The government will give $27.5 million in funding over five years to develop a plan to secure the park, Environment Minister Catherine McKenna said in a news release Thursday. The investment comes after recommendations in 2017 by the World Heritage Committee, which oversees UNESCO World Heritage Sites, it said.
“As I have said many times before, the findings and recommendations of the UNESCO World Heritage Committee represent an important call to action,” McKenna said. “Our commitment is real and we will continue to work with all of our provincial, territorial, and Indigenous partners to secure the future of the Wood Buffalo National Park world heritage site for generations to come.”
An environmental assessment report provided to UNESCO said oilsands activity, climate change, pulp and paper facilities, industrial mines, forestry and municipal development and hydro development are fundamentally changing the environment of Wood Buffalo National Park.
The park became a World Heritage Site in 1983. But in 2014, the Mikisew Cree First Nation filed a complaint to UNESCO, saying that Wood Buffalo’s environmental values were being degraded.
UNESCO investigated in 2016 and last year warned that it might put the park on its list of endangered sites. A committee issued a report with 17 recommendations and gave Canada until this year to explain how it would step up conservation efforts.

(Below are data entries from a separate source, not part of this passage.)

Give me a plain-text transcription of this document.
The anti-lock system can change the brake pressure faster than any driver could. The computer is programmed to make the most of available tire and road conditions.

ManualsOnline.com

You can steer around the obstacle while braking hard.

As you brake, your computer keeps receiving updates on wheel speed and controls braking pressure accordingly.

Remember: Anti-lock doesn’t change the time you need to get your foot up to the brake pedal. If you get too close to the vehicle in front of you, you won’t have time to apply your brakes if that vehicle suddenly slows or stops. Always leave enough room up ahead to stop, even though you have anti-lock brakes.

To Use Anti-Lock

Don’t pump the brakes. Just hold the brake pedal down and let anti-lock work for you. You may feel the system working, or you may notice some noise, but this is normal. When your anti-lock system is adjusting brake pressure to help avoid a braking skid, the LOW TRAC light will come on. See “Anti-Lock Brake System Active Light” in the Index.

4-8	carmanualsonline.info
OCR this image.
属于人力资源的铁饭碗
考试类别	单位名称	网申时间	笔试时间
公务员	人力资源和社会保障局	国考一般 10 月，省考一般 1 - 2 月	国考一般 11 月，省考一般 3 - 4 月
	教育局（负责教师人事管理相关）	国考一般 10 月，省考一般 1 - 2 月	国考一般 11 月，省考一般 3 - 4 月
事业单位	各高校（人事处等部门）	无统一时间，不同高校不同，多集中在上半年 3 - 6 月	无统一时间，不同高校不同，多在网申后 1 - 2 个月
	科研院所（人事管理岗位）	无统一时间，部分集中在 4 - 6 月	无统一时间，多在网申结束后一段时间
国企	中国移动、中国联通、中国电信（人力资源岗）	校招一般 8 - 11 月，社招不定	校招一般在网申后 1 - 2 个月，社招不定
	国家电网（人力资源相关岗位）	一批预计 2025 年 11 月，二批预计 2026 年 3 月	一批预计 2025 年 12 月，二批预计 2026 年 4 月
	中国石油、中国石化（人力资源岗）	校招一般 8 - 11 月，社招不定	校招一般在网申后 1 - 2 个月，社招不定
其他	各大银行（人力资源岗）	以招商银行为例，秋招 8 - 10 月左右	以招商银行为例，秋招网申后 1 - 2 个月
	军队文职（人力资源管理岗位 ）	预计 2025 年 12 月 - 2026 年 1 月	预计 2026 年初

Wood Buffalo covers almost 45,000 square kilometres of grasslands, wetlands and waterways — one of the world’s largest inland deltas — and is the largest national park in Canada, straddling the Alberta-N.W.T. border. It is the world’s only breeding ground for endangered whooping cranes and home to the largest herd of freeranging wood bison left anywhere. First Nations have depended on the area for generations for cultural and physical sustenance.